Entre silêncios que não sabem latir nem miar, o luto também encontra morada nos animais.

Cada ausência pesa como um eco estranho na rotina — o pote de ração intocado, o canto vazio, o olhar que procura.
Ainda que muitos insistam em reduzir essa dor a um reflexo humano, a ciência começa a contrariar esse ceticismo: há sentimentos ali, ainda que sem palavras.
Como afirma o docente de medicina veterinária João Paulo Lacerda, os pets constroem vínculos reais, tecidos pela mesma química afetiva que atravessa os humanos — onde a ocitocina, silenciosa e poderosa, insiste em lembrar que amar, afinal, é uma experiência que ultrapassa espécies.
Há, no olhar de um animal, uma espécie de verdade desarmada que desconcerta a pretensão humana de monopolizar o sentir.
Durante séculos, o homem procurou se convencer — e, de certo modo, se consolar — de que emoções complexas seriam um privilégio exclusivamente seu. Descartes chegou a afirmar que os animais eram autômatos, máquinas sofisticadas incapazes de experimentar dor ou afeto. A história, no entanto, tratou de contradizer essa tese com uma delicadeza quase irônica.
Charles Darwin, ao observar o comportamento de diferentes espécies, já sugeria que “a diferença entre a mente do homem e a dos animais superiores, por maior que seja, é certamente de grau e não de tipo”.
A partir daí, a ciência passou a admitir aquilo que a convivência cotidiana sempre insinuou: animais sentem. Sentem medo, alegria, apego — e, sim, ausência. Estudos contemporâneos em neurociência e etologia confirmam que estruturas cerebrais associadas às emoções, como o sistema límbico, são compartilhadas entre humanos e outros mamíferos.

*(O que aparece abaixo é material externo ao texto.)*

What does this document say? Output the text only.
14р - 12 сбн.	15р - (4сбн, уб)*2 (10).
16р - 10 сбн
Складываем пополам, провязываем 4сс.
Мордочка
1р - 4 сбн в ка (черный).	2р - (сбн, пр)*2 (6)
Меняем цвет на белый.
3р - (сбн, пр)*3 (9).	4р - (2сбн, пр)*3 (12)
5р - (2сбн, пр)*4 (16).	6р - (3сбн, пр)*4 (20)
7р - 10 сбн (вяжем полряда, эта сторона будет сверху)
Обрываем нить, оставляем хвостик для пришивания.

O neurocientista Jaak Panksepp, pioneiro nesse campo, afirmou que “os animais possuem sistemas emocionais básicos semelhantes aos dos humanos, capazes de gerar experiências afetivas reais”.
Mas reconhecer a existência do sentimento não implica ignorar as diferenças.
O que distingue humanos e animais não é a capacidade de sentir, mas a maneira de elaborar o que se sente. O filósofo francês Jean-Paul Sartre observava que o homem está “condenado a ser livre” — isto é, condenado a interpretar, projetar e dar sentido às próprias emoções.
O luto humano, por exemplo, não é apenas a dor da perda, mas também a consciência da finitude, a memória simbólica, a antecipação do vazio. É uma dor que pensa a si mesma.
Os animais, por sua vez, parecem habitar o sentimento em estado mais puro, menos mediado por abstrações.
Eles não escrevem sobre a dor, não a transformam em narrativa, não a projetam no futuro distante. Vivem-na no presente contínuo — o que não a torna menor, apenas diferente. Como observa o biólogo Marc Bekoff, “os animais não são versões incompletas dos humanos; são seres completos em sua própria forma de experimentar o mundo”.
Tal constatação exige, mais do que um ajuste científico, uma revisão ética. Se os animais sentem, ainda que à sua maneira, então a fronteira entre “nós” e “eles” se torna menos rígida, mais porosa — quase incômoda.
O filósofo Peter Singer argumenta que “a capacidade de sofrer é a característica vital que dá a um ser o direito à consideração moral”. E, nesse ponto, a indiferença humana deixa de ser ignorância e passa a ser escolha.
No fundo, talvez o que mais nos diferencie dos animais não seja a intensidade dos sentimentos, mas a nossa habilidade — por vezes inquietante — de negá-los, disfarçá-los ou racionalizá-los.
O animal sofre sem disfarces; o homem, frequentemente, sofre tentando explicar por quê.
E é nesse contraste que emerge uma provocação silenciosa: se sentir é, em alguma medida, partilhar uma mesma linguagem invisível, talvez os animais não estejam abaixo de nós na escala da existência — apenas ao lado, lembrando, com sua presença muda, que a emoção antecede a palavra e, por vezes, a transcende.